Pre-training core: Next-token prediction (cross-entropy loss). Smarter loops separate GPT-3/4 (e.g., Gemini 3 → 3.1 doubles benchmarks via tuning).

Steps:

  1. Data: Split train/val; generate batches get_batch('train') → (B,T) ints.
  2. Optimize: AdamW, lr=1e-3 (warmup? Basic: constant).
  3. Loop: for i in range(max_iters): xb,yb = get_batch(); logits,p = model(xb); loss = F.cross_entropy(logits.view(-1,vocab_size), yb.view(-1)); optimizer.zero_grad(); loss.backward(); optimizer.step().
  4. Eval: Perplexity on val (torch.exp(loss)).

Batch size: 4-64 (RAM-limited); steps: 5k+ for convergence. Estimate iters: dataset_tokens / (batch * block_size).

"The training loop is generally the most important part... what you use with the same base model makes the big difference."

Trade-off: Small context (256) fast but forgets long deps; crank on bigger GPU.

Inference: Simple while True: generate next token via top-k/1 sample.

Hardware Trade-offs and Extensions

Local constraints force smart choices: 16GB RAM → tiny model (millions params). Colab GPUs free for this scale.

Scaling path:

  • Bigger data/GPU: BPE tokenizer, 16k context.
  • Week-long train: Proper LLM.
  • Compete: Optimize loss faster.

No deep theory needed initially: "I had no clue how transformers worked... you learn as you push through."

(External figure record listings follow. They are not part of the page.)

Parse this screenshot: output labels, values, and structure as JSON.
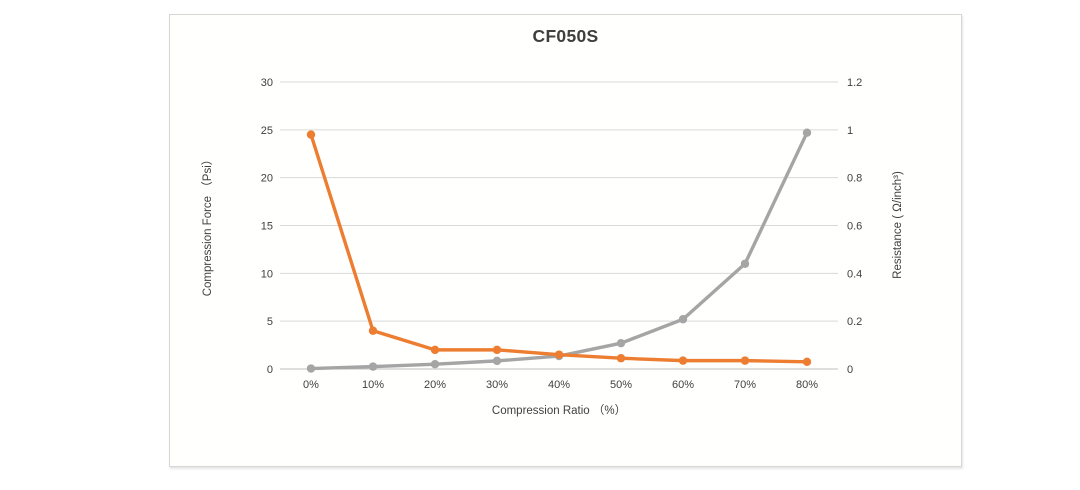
{
  "chart_data": {
    "type": "line",
    "title": "CF050S",
    "categories": [
      "0%",
      "10%",
      "20%",
      "30%",
      "40%",
      "50%",
      "60%",
      "70%",
      "80%"
    ],
    "x_axis": {
      "title": "Compression Ratio （%）"
    },
    "left_axis": {
      "title": "Compression Force （Psi）",
      "range": [
        0,
        30
      ],
      "tick_values": [
        0,
        5,
        10,
        15,
        20,
        25,
        30
      ],
      "tick_labels": [
        "0",
        "5",
        "10",
        "15",
        "20",
        "25",
        "30"
      ]
    },
    "right_axis": {
      "title": "Resistance ( Ω/inch³)",
      "range": [
        0,
        1.2
      ],
      "tick_values": [
        0,
        0.2,
        0.4,
        0.6,
        0.8,
        1,
        1.2
      ],
      "tick_labels": [
        "0",
        "0.2",
        "0.4",
        "0.6",
        "0.8",
        "1",
        "1.2"
      ]
    },
    "grid": true,
    "legend": "none",
    "colors": {
      "gridline": "#d9d9d9",
      "baseline": "#bfbfbf",
      "tick_text": "#404040"
    },
    "series": [
      {
        "name": "Compression Force",
        "axis": "left",
        "color": "#a5a5a5",
        "values": [
          0.05,
          0.25,
          0.5,
          0.85,
          1.35,
          2.7,
          5.2,
          11,
          24.7
        ]
      },
      {
        "name": "Resistance",
        "axis": "right",
        "color": "#ed7d31",
        "values": [
          0.98,
          0.16,
          0.08,
          0.08,
          0.06,
          0.045,
          0.035,
          0.035,
          0.03
        ]
      }
    ]
  }
}
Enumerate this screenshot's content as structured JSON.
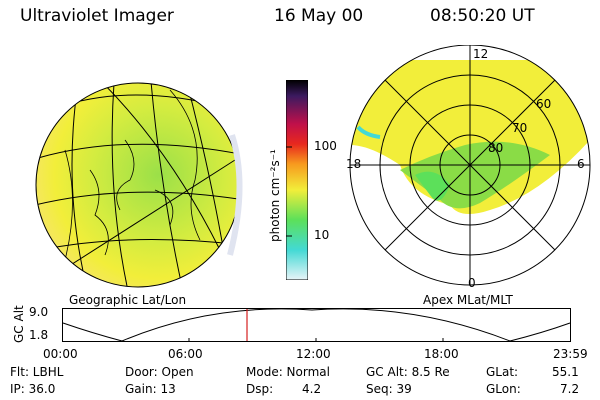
{
  "header": {
    "instrument": "Ultraviolet Imager",
    "date": "16 May 00",
    "time": "08:50:20 UT"
  },
  "colorbar": {
    "unit_label": "photon cm⁻²s⁻¹",
    "ticks": [
      "100",
      "10"
    ]
  },
  "left_panel": {
    "caption": "Geographic Lat/Lon"
  },
  "right_panel": {
    "caption": "Apex MLat/MLT",
    "mlt_labels": {
      "top": "12",
      "left": "18",
      "right": "6",
      "bottom": "0"
    },
    "lat_labels": [
      "60",
      "70",
      "80"
    ]
  },
  "orbit_plot": {
    "ylabel": "GC Alt",
    "y_ticks": [
      "9.0",
      "1.8"
    ],
    "x_ticks": [
      "00:00",
      "06:00",
      "12:00",
      "18:00",
      "23:59"
    ]
  },
  "status": {
    "row1": [
      {
        "label": "Flt: LBHL"
      },
      {
        "label": "Door: Open"
      },
      {
        "label": "Mode: Normal"
      },
      {
        "label": "GC Alt: 8.5 Re"
      },
      {
        "label": "GLat:",
        "value": "55.1"
      }
    ],
    "row2": [
      {
        "label": "IP: 36.0"
      },
      {
        "label": "Gain: 13"
      },
      {
        "label": "Dsp:",
        "value": "4.2"
      },
      {
        "label": "Seq: 39"
      },
      {
        "label": "GLon:",
        "value": "7.2"
      }
    ]
  },
  "colors": {
    "yellow": "#f2ee3a",
    "green": "#5ce05a",
    "cyan": "#43d9d4",
    "marker": "#d42020"
  }
}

"Transformers have been commoditized... optimizations on the base idea."

Key Takeaways

  • Use character-level tokenizer (65 vocab) for tiny local LLMs; covers bi-grams with small data like Shakespeare.
  • Implement causal transformer via 4 blocks: attention (masked), MLP, residual, LayerNorm – stack 6 layers.
  • Training: Next-token CE loss, AdamW; monitor val perplexity; 5k iters suffices.
  • Start with uv sync; test on Colab if no GPU/RAM.
  • Trade-off explicitly: Char tok fast/cheap but unscalable; BPE for prod needs data.
  • Fork repo, beat baseline loss – extend to code tokenizer or longer context.
  • Embeddings dominate small models; GPT-2 vocab would 3x size.
  • Residuals/LayerNorm stabilize; causal mask essential.
  • Bi-grams rule data needs: vocab² minimum tokens.